Toxic remnants of gold rush will seep into San Francisco area waterways for millennia
California’s gold rush ended more than a century ago, but the contamination it caused will last thousands of years, a new analysis shows.
Some hydraulic gold mining processes use the toxic metal mercury to separate gold from gravel. In the mid-1800s, gold mining released more than a cubic kilometer of mercury-laden sediments into Northern California’s Sierra Nevada foothills. The sediments fanned out and inundated rivers that flow into the San Francisco Bay. Researchers estimate that 90 percent of the mercury is still trapped within the sediments.
To understand how flooding and erosion may trigger future releases of the poison, researchers led by Michael Bliss Singer of the University of St. Andrews in Scotland measured mercury levels in sediments at 105 locations upstream of the bay.
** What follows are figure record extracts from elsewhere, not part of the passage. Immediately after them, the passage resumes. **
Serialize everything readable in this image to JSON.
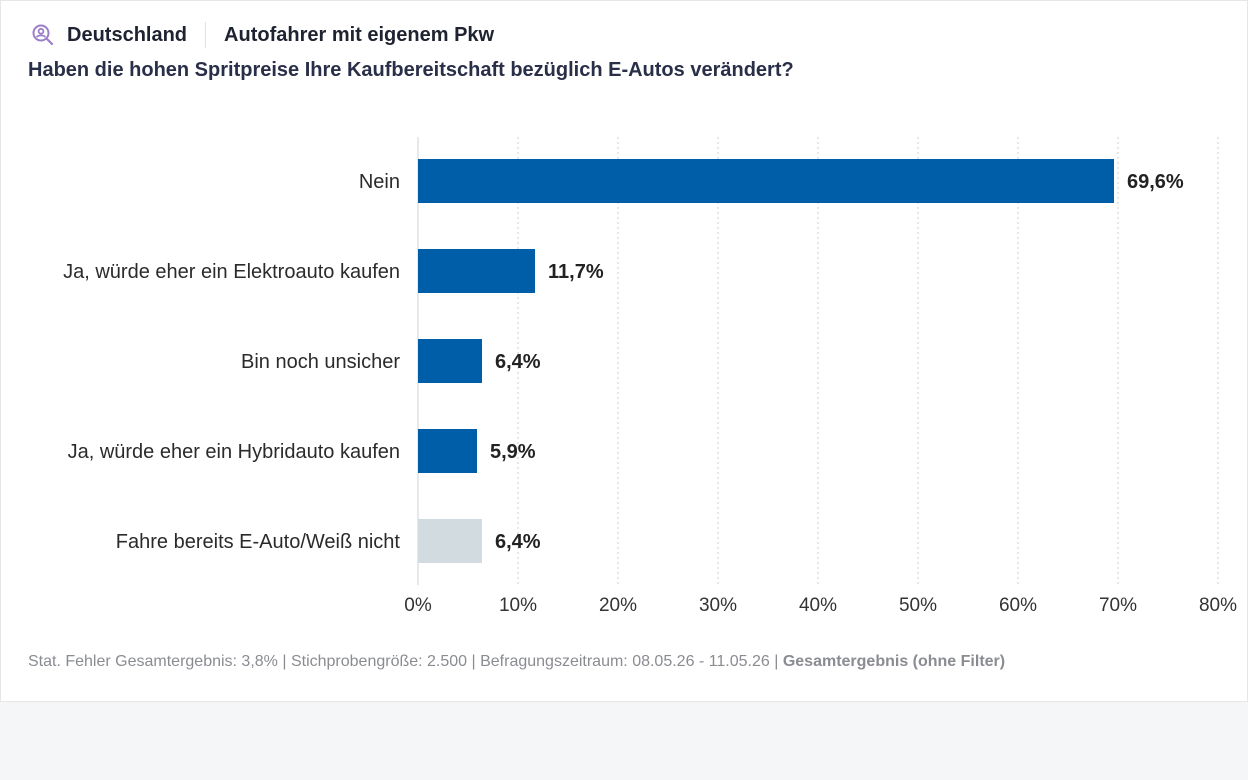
{
  "header": {
    "icon": "search-user-icon",
    "country": "Deutschland",
    "segment": "Autofahrer mit eigenem Pkw"
  },
  "question": "Haben die hohen Spritpreise Ihre Kaufbereitschaft bezüglich E-Autos verändert?",
  "footer": {
    "stats": "Stat. Fehler Gesamtergebnis: 3,8% | Stichprobengröße: 2.500 | Befragungszeitraum: 08.05.26 - 11.05.26 | ",
    "filter": "Gesamtergebnis (ohne Filter)"
  },
  "colors": {
    "primary": "#005ea8",
    "secondary": "#d2dbe0",
    "grid": "#cfcfcf",
    "title": "#2a2f49",
    "accent_icon": "#9b7fc8"
  },
  "chart_data": {
    "type": "bar",
    "orientation": "horizontal",
    "categories": [
      "Nein",
      "Ja, würde eher ein Elektroauto kaufen",
      "Bin noch unsicher",
      "Ja, würde eher ein Hybridauto kaufen",
      "Fahre bereits E-Auto/Weiß nicht"
    ],
    "values": [
      69.6,
      11.7,
      6.4,
      5.9,
      6.4
    ],
    "value_labels": [
      "69,6%",
      "11,7%",
      "6,4%",
      "5,9%",
      "6,4%"
    ],
    "bar_colors": [
      "#005ea8",
      "#005ea8",
      "#005ea8",
      "#005ea8",
      "#d2dbe0"
    ],
    "xlim": [
      0,
      80
    ],
    "x_ticks": [
      0,
      10,
      20,
      30,
      40,
      50,
      60,
      70,
      80
    ],
    "x_tick_labels": [
      "0%",
      "10%",
      "20%",
      "30%",
      "40%",
      "50%",
      "60%",
      "70%",
      "80%"
    ],
    "grid": true,
    "title": "",
    "xlabel": "",
    "ylabel": ""
  }
}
Drawing on historical flood data to predict sediment flow, the team reports October 28 in the Proceedings of the National Academy of Sciences that the mining sediments will continue to release mercury into waterways over at least the next 10,000 years. As climate change intensifies the area’s rainstorms, the researchers predict, the flood-driven discharges should become more frequent.
M.B. Singer et al. Enduring legacy of toxic fan via episodic redistribution of California gold mining debris. Proceedings of the National Academy of Sciences. Published online October 28, 2013. doi:10.1073/pnas.1302295110.